Les soins psychiatriques sont insuffisants : seules 7 des 17 unités hospitalières spécialement aménagées (UHSA) sont ouvertes en 2013. La télémédecine est peu développée.
La Cour dénonce le manque de personnels de santé, malgré leur doublement depuis 1994, une mauvaise coopération des services pénitentiaires et médicaux, l’absence de la mobilisation des agences régionales de santé (ARS), et l’immobilisme des mécanismes de financement. Elle recommande d’inscrire dans la stratégie nationale de santé la situation des détenus comme une priorité, de renforcer l’offre de soins notamment psychiatriques et de redéfinir les modalités de financement. L’inclusion des détenus dans le champ de la couverture maladie universelle (CMU) serait à envisager.
• Sécurité alimentaire : hors de contrôle
Les magistrats de la rue Cambon signalent des contrôles trop peu nombreux du ministère de l’agriculture.
De 600 en 2005, à 6 500 en 2011, ils restent ciblés sur les demandeurs d’aide dans le cadre de la politique agricole commune (PAC), en délaissant l’arboriculture et le maraîchage.
Les contrôles dans les établissements de production et de transformation de denrées d’origine animale ont diminué de près de 20 % ces 3 dernières années. Et les contrôles sur les produits venant d’autres pays européens sont rares.
En cas de non-conformité, les suites sont peu contraignantes : seulement 16 % des contrôles ont débouché sur des mesures plus graves qu’un avertissement. Comme pour la santé des détenus, la Cour désavoue la diminution des effectifs dans les services déconcentrés.
PPP : des montages trop rapides, au détriment du public
Le rapport revient enfin sur les partenariats publics privés (PPP) lancés entre 2003 et 2007 dans le cadre du plan Hôpital 2007, pour tirer les leçons du passé. Quelque 24 opérations avaient été réalisées pour un investissement de 613 millions d’euros. La précipitation avec laquelle elles furent exécutées explique les dérives constatées : surdimensionnement, rationalisation non aboutie des activités, et contrats déséquilibrés au profit des entreprises privées, face à des acteurs publics mal outillés pour ces négociations.

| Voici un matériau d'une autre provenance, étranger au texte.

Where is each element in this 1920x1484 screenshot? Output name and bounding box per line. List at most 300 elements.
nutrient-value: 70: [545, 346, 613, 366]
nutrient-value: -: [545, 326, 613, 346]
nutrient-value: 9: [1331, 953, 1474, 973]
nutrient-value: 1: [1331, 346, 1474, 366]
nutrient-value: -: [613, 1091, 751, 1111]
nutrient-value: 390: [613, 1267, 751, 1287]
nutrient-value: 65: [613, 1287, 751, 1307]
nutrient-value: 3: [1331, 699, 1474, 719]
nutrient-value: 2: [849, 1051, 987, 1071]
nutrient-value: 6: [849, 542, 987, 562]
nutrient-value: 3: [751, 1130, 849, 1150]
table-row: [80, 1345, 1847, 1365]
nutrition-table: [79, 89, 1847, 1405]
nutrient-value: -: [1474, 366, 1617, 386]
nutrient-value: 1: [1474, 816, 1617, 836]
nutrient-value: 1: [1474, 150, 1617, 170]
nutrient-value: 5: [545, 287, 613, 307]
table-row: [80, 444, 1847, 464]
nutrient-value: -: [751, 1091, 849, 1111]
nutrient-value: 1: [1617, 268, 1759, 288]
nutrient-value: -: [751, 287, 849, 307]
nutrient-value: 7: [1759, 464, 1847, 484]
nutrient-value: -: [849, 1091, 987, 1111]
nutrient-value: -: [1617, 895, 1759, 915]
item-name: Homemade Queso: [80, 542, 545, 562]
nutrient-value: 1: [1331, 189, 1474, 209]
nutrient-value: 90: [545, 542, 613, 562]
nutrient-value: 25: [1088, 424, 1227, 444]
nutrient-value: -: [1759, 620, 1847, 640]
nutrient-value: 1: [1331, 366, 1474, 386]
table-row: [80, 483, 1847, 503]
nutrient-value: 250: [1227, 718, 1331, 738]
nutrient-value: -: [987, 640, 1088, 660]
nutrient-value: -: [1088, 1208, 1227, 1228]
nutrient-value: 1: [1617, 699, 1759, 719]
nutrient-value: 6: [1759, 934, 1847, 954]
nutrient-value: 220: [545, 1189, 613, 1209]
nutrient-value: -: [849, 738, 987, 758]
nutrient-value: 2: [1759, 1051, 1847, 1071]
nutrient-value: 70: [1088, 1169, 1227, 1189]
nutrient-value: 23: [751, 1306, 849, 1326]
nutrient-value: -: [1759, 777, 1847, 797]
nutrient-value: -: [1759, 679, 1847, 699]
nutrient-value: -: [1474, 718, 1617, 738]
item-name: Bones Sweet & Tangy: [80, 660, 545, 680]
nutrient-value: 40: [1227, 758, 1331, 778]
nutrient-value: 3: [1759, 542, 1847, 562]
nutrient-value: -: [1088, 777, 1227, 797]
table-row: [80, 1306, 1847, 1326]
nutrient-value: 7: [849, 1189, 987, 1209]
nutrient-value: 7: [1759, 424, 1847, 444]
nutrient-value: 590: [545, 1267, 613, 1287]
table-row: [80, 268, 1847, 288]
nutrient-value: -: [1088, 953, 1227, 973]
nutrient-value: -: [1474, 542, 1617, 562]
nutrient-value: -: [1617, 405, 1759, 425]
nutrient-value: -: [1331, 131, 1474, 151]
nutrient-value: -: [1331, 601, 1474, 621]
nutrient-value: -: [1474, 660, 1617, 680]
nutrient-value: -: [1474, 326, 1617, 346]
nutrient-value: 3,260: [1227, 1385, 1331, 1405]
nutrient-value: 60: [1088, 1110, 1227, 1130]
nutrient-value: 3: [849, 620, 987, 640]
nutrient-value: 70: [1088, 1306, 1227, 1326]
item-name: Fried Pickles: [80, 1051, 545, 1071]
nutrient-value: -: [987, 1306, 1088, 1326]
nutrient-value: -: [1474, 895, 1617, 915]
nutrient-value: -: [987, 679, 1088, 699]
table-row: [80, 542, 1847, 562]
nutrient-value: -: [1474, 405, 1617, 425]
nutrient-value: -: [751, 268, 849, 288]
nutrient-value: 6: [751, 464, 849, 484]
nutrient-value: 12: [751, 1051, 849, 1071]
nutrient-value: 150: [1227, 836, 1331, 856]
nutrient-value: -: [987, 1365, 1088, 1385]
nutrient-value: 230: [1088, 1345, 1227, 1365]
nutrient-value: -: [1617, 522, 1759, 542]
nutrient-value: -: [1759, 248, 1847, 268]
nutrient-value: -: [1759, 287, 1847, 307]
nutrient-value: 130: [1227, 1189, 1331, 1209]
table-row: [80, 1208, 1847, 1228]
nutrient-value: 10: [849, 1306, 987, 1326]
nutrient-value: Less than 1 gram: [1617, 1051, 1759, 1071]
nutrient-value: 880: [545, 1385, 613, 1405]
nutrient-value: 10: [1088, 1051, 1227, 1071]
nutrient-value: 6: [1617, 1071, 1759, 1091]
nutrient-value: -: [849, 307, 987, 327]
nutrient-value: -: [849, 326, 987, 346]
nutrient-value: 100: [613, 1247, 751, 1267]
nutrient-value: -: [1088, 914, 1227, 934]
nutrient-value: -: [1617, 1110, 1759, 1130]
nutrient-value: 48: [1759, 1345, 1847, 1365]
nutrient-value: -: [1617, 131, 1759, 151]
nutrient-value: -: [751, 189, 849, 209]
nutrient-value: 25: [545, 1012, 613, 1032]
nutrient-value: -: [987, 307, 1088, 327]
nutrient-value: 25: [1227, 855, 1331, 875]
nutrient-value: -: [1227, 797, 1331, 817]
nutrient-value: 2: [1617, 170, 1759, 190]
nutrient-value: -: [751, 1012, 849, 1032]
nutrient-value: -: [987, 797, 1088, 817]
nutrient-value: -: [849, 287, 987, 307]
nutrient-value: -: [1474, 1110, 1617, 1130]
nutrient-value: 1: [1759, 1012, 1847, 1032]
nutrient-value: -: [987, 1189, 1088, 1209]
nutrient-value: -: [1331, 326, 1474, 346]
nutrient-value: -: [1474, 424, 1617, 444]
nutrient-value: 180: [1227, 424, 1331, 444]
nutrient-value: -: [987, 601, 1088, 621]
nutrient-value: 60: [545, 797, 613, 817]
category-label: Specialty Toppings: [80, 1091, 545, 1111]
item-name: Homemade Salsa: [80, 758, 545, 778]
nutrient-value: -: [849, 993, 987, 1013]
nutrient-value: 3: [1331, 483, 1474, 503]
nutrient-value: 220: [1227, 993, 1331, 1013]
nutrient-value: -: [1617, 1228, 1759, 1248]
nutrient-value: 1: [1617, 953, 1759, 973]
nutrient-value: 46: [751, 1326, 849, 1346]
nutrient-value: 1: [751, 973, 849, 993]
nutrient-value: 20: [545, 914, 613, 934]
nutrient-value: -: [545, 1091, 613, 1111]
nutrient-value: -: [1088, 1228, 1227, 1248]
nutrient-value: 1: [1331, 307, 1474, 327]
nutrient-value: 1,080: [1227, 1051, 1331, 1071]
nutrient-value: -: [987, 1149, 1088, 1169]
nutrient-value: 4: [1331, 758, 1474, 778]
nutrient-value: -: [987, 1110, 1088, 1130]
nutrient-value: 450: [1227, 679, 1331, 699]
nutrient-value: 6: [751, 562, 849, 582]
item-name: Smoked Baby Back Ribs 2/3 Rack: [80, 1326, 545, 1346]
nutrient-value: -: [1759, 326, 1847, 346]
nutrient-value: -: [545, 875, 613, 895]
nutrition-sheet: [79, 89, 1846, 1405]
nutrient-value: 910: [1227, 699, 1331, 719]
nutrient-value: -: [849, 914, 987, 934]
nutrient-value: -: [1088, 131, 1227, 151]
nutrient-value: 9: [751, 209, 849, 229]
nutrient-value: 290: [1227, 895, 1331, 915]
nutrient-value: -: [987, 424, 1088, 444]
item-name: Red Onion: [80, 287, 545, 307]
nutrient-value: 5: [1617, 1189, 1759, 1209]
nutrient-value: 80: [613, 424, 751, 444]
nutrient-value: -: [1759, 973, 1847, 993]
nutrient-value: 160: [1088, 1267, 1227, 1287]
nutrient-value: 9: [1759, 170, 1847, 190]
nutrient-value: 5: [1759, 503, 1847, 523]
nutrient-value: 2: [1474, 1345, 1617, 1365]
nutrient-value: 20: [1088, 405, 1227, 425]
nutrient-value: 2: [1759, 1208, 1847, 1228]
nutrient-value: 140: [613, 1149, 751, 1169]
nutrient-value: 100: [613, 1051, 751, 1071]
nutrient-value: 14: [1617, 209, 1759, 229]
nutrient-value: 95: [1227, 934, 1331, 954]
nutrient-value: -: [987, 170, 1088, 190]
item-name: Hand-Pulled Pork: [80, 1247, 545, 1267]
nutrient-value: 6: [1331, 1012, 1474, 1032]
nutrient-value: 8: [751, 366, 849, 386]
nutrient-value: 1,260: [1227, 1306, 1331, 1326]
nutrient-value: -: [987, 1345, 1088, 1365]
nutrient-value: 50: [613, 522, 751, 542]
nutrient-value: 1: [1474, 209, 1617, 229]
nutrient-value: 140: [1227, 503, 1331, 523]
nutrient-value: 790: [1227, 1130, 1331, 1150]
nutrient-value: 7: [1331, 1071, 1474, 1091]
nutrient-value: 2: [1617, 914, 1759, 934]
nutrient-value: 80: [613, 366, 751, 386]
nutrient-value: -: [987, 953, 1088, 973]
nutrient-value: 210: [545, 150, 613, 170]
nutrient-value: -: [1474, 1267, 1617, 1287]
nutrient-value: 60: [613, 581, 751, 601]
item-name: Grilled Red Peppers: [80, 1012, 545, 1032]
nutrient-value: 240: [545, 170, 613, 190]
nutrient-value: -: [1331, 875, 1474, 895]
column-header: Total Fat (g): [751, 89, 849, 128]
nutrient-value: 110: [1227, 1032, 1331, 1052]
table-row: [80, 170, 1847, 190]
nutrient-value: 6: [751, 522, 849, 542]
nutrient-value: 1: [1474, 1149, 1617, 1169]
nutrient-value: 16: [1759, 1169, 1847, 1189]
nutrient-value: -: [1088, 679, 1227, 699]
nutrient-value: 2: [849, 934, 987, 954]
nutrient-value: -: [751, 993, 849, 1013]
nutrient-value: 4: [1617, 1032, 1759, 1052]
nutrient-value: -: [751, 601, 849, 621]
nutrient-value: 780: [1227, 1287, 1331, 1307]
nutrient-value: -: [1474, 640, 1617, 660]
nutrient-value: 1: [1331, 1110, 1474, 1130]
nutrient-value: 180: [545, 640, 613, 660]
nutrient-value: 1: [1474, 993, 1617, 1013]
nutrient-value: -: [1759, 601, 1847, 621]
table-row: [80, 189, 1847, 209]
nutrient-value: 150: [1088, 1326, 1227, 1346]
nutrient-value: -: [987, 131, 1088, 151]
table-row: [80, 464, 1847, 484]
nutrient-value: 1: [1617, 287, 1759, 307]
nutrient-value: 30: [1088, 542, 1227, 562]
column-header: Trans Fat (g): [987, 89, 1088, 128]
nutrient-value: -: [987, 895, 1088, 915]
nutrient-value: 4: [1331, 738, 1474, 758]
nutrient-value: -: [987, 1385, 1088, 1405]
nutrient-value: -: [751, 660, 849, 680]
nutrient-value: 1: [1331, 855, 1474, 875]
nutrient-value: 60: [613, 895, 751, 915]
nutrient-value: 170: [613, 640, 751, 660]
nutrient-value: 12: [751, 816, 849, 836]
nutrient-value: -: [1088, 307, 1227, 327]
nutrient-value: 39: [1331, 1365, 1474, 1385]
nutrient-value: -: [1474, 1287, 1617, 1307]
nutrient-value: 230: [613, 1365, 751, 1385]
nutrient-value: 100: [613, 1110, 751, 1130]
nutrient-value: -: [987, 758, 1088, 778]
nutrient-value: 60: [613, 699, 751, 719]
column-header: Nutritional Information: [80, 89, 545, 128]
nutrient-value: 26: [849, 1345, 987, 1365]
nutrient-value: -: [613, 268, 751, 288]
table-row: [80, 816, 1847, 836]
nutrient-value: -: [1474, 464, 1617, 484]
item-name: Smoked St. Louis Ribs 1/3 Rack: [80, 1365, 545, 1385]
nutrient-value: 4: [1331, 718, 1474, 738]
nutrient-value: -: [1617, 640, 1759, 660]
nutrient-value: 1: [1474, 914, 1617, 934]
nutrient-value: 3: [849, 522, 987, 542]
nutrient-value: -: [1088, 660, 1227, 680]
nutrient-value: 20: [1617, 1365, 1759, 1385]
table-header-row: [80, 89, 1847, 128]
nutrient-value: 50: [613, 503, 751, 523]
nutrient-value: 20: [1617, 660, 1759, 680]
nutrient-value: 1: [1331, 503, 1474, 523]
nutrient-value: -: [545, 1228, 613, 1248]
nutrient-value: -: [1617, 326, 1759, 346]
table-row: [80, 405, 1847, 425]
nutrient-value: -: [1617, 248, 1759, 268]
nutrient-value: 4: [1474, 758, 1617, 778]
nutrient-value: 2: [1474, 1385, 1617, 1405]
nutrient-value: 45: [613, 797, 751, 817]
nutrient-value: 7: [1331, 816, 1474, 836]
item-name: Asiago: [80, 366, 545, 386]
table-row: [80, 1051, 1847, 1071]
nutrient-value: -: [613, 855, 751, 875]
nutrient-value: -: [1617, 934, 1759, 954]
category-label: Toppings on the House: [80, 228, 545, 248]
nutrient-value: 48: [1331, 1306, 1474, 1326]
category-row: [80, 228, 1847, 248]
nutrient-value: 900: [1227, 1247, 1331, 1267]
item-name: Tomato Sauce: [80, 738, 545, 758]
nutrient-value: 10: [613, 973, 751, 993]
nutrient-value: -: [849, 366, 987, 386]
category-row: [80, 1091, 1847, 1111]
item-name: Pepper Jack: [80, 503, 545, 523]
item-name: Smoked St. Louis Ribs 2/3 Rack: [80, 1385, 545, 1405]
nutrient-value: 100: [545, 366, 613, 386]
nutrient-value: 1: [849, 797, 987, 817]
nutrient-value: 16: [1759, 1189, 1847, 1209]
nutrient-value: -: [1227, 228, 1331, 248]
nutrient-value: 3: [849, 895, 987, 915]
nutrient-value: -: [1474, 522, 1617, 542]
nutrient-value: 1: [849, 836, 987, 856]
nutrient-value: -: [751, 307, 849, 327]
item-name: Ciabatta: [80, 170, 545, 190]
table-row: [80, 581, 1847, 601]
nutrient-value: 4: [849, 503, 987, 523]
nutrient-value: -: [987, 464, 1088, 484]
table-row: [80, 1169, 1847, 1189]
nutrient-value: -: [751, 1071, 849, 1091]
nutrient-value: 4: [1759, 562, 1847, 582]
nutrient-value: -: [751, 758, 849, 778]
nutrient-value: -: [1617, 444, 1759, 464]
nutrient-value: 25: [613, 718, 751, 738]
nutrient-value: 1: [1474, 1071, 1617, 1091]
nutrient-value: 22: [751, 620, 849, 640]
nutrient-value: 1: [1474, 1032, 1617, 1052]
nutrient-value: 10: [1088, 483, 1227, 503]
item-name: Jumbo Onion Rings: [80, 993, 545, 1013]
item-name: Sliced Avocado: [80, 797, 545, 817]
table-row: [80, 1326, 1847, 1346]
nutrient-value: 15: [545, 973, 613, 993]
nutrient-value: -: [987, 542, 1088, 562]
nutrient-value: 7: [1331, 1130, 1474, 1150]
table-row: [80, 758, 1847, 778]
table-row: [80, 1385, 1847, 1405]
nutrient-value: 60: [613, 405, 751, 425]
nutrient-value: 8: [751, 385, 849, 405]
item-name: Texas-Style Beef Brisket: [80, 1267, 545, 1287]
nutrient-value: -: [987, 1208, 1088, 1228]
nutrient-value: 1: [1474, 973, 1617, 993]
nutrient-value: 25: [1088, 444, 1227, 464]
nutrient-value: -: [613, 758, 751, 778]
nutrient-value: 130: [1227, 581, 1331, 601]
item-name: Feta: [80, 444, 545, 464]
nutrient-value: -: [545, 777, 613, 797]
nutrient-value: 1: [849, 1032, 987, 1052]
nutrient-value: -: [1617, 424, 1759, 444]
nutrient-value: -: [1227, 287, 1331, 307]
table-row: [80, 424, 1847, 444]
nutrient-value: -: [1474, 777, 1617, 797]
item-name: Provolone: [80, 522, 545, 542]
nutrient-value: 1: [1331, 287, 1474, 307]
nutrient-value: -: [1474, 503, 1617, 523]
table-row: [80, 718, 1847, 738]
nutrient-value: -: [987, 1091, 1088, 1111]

La Cour recommande d’élaborer une doctrine claire sur l’usage des PPP. « Alors que la ministre de la Santé a annoncé une relance de l’investissement hospitalier, à hauteur de 45 milliards d’euros en 10 ans, il faut protéger les établissements et établir des prérequis solides pour que le dispositif ne dérape pas », a expliqué Antoine Durrleman, président de la 6e chambre, au « Quotidien ».